The synagogue at Capernaum. 
Then we went to Capernaum, Jesus’ adopted base after being rejected by his hometown crowd in
Nazareth (and needing to get out of Herod Antipas’ jurisdiction). The main sites there are the excavated town and synagogue. Here, Jesus healed the woman with the hemorrhage, the man with the withered hand, the paralytic lowered through the roof, and Peter’s mother-in-law at her home. That latter site is thought to be identifiable through archaeology, as opposed to so many sites that honor memory rather than history. Archaeologists found a home in Capernaum’s ruins with graffiti discussing Peter and Jesus, and that’s good evidence that Peter’s old home became a house church in the early years of the movement, remembered and marked perhaps by Peter but at least by those who knew who he was and where he'd lived. I’ll take that. The church marking the spot is fascinating – a sadly 1960s structure, with all the aesthetic grandeur of the old Kansas City airport, but brilliantly suspended over the site so you can see Peter’s house literally under the church. That certainly beats what we’ll see in a few days in Bethlehem and Jerusalem, where the Church in its wisdom completely obscured what it so badly wanted to honor.

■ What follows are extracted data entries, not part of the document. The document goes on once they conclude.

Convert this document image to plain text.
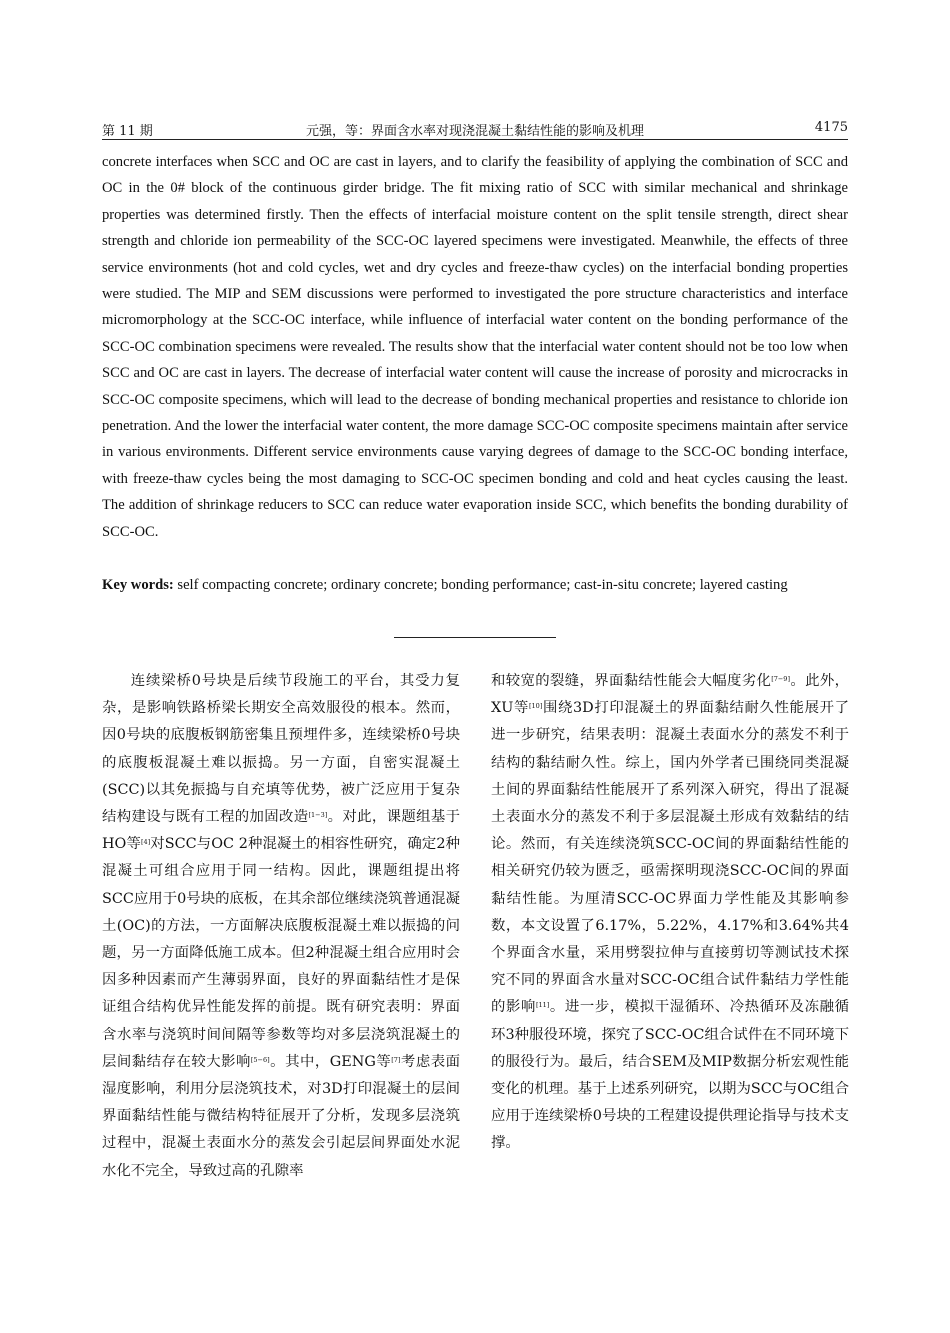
第 11 期	元强，等：界面含水率对现浇混凝土黏结性能的影响及机理	4175

concrete interfaces when SCC and OC are cast in layers, and to clarify the feasibility of applying the combination of SCC and OC in the 0# block of the continuous girder bridge. The fit mixing ratio of SCC with similar mechanical and shrinkage properties was determined firstly. Then the effects of interfacial moisture content on the split tensile strength, direct shear strength and chloride ion permeability of the SCC-OC layered specimens were investigated. Meanwhile, the effects of three service environments (hot and cold cycles, wet and dry cycles and freeze-thaw cycles) on the interfacial bonding properties were studied. The MIP and SEM discussions were performed to investigated the pore structure characteristics and interface micromorphology at the SCC-OC interface, while influence of interfacial water content on the bonding performance of the SCC-OC combination specimens were revealed. The results show that the interfacial water content should not be too low when SCC and OC are cast in layers. The decrease of interfacial water content will cause the increase of porosity and microcracks in SCC-OC composite specimens, which will lead to the decrease of bonding mechanical properties and resistance to chloride ion penetration. And the lower the interfacial water content, the more damage SCC-OC composite specimens maintain after service in various environments. Different service environments cause varying degrees of damage to the SCC-OC bonding interface, with freeze-thaw cycles being the most damaging to SCC-OC specimen bonding and cold and heat cycles causing the least. The addition of shrinkage reducers to SCC can reduce water evaporation inside SCC, which benefits the bonding durability of SCC-OC.

Key words: self compacting concrete; ordinary concrete; bonding performance; cast-in-situ concrete; layered casting

连续梁桥0号块是后续节段施工的平台，其受力复杂，是影响铁路桥梁长期安全高效服役的根本。然而，因0号块的底腹板钢筋密集且预埋件多，连续梁桥0号块的底腹板混凝土难以振捣。另一方面，自密实混凝土(SCC)以其免振捣与自充填等优势，被广泛应用于复杂结构建设与既有工程的加固改造[1−3]。对此，课题组基于HO等[4]对SCC与OC 2种混凝土的相容性研究，确定2种混凝土可组合应用于同一结构。因此，课题组提出将SCC应用于0号块的底板，在其余部位继续浇筑普通混凝土(OC)的方法，一方面解决底腹板混凝土难以振捣的问题，另一方面降低施工成本。但2种混凝土组合应用时会因多种因素而产生薄弱界面，良好的界面黏结性才是保证组合结构优异性能发挥的前提。既有研究表明：界面含水率与浇筑时间间隔等参数等均对多层浇筑混凝土的层间黏结存在较大影响[5−6]。其中，GENG等[7]考虑表面湿度影响，利用分层浇筑技术，对3D打印混凝土的层间界面黏结性能与微结构特征展开了分析，发现多层浇筑过程中，混凝土表面水分的蒸发会引起层间界面处水泥水化不完全，导致过高的孔隙率

和较宽的裂缝，界面黏结性能会大幅度劣化[7−9]。此外，XU等[10]围绕3D打印混凝土的界面黏结耐久性能展开了进一步研究，结果表明：混凝土表面水分的蒸发不利于结构的黏结耐久性。综上，国内外学者已围绕同类混凝土间的界面黏结性能展开了系列深入研究，得出了混凝土表面水分的蒸发不利于多层混凝土形成有效黏结的结论。然而，有关连续浇筑SCC-OC间的界面黏结性能的相关研究仍较为匮乏，亟需探明现浇SCC-OC间的界面黏结性能。为厘清SCC-OC界面力学性能及其影响参数，本文设置了6.17%，5.22%，4.17%和3.64%共4个界面含水量，采用劈裂拉伸与直接剪切等测试技术探究不同的界面含水量对SCC-OC组合试件黏结力学性能的影响[11]。进一步，模拟干湿循环、冷热循环及冻融循环3种服役环境，探究了SCC-OC组合试件在不同环境下的服役行为。最后，结合SEM及MIP数据分析宏观性能变化的机理。基于上述系列研究，以期为SCC与OC组合应用于连续梁桥0号块的工程建设提供理论指导与技术支撑。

A recovered fishing boat from Jesus' time. 
Then we drove to a kibbutz for two final experiences: taking a quick boat ride on the Sea of Galilee and viewing an excavated wooden fishing boat from the time of Christ. The cruise was a welcome rest and a chance to see the area from a fisherman’s perspective. The lake isn’t huge – 8 miles across and 13 miles long – so “sea” is pretty aspirational. But, at the same time, if I were rowing across it (which I couldn’t) and a storm came up and swamped my boat, I’d be scared, too … and angry at Jesus for sleeping through the crisis. The kibbutz is also the site of a preserved 2,000-year-old fishing boat that two present-day fishermen found in the mud during a season of low lake levels. The story of its salvage reminded me of the Steamboat Arabia in Kansas City, but with the addition of Jesus to raise the stakes.

Now, finally, the day is done, and rest comes with a glass of Shikma, a local brew. I’m grateful for it all.